In his 2008 book Common Wealth: Economics for a Crowded Planet, Sachs argued for legalizing abortion as a cost-effective way to eliminate “unwanted children” when contraception fails.

Abortion, he wrote, is a “lower-risk and lower-cost option” than having unwanted children born into the world.

The “legalization of abortion reduces a country’s total fertility rate significantly, by as much as half a child on average,” he wrote approvingly, while criticizing America’s “Mexico City Policy,” which denies funding to NGOs that perform or promote abortions.

Particularly in Africa, he argued, abortion should be legalized and family planning programs made to “cater to adolescents as well as to married households.”

Jeffrey Sachs gives a discussion on climate change and surviving Trump during the Starmus Festival on June 21, 2017 in Trondheim, Norway. (Photo by Michael Campanella/Getty Images)

Sachs was the lead architect of the U.N.’s Millennium Development Goals and appealed to countries to include “sexual and reproductive health” and “reproductive rights” in the scheme, after they were initially left out, which eventually led to their inclusion over and against objections from the Holy See and the United States.

Sachs wrote that the Cairo Plan of Action, which called for universal access to reproductive healthcare including abortion, was “one of the most important Millennium Promises,” noting that “population policy is integral to the overall challenge of sustainable development.”

When the Millennium Development Goals expired at the end of 2015, Sachs ushered in the Sustainable Development Goals.
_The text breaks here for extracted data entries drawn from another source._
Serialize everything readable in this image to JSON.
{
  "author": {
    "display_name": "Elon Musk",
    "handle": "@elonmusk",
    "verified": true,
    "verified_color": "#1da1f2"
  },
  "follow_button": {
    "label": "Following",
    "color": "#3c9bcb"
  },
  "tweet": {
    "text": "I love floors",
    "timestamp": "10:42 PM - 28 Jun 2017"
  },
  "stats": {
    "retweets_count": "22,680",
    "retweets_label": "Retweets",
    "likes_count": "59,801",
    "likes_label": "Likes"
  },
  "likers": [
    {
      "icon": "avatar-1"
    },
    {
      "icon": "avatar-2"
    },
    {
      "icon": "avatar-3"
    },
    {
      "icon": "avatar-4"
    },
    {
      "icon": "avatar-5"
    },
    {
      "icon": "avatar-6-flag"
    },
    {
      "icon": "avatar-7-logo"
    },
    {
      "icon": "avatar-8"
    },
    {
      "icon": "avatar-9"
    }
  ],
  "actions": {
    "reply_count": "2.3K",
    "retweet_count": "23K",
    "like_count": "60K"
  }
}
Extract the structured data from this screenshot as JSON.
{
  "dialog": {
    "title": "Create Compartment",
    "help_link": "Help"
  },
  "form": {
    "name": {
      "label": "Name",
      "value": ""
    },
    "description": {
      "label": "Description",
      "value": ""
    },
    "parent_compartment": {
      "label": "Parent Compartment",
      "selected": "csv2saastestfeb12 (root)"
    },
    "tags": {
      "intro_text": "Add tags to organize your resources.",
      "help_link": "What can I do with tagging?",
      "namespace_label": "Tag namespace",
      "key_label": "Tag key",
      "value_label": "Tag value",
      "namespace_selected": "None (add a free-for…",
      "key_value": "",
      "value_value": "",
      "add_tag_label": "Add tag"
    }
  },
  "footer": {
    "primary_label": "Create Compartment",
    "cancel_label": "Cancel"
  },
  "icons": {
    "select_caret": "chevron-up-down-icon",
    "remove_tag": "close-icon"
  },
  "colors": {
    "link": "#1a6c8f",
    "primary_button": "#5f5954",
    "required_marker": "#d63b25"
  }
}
He is Special Advisor to the U.N. Secretary-General on the Sustainable Development Goals and previously advised both Ban Ki-moon and Kofi Annan on the MDGs.

The U.N. agenda encapsulates “17 Sustainable Development Goals and 169 targets,” some of which directly contradict the Catholic Church’s core beliefs regarding human life.

“We are committed to ensuring universal access to sexual and reproductive health-care services, including for family planning, information and education,” the agenda declares.

As Stefano Gennarini wrote in 2015, Jeffrey Sachs and Ban Ki-moon (another Vatican invitee) are “arguably the most powerful proponents of abortion and population control in the world.”

The governor of California, Jerry Brown (2ndL), Rome’s mayor Ignazio Marion (C), New York City’s mayor Bill de Blasio and professor Jeffrey Sachs (R), attend the second day of an international summit of Mayors on “Modern Slavery and Climate Change” on July 21, 2015 at the Vatican. (TIZIANA FABI/AFP via Getty Images)

For his part, Pope Francis is a vocal opponent of abortion, and recently insisted that abortion “is more than a problem, it is a murder,” adding that “whoever performs an abortion kills, any way you look at it.”

The Catholic Church considers the intentional killing of the unborn to be a very grave evil and a crime.

“Since the first century the Church has affirmed the moral evil of every procured abortion,” declares the Catechism of the Catholic Church. “This teaching has not changed and remains unchangeable.”

“Direct abortion, that is to say, abortion willed either as an end or a means, is gravely contrary to the moral law,” it adds.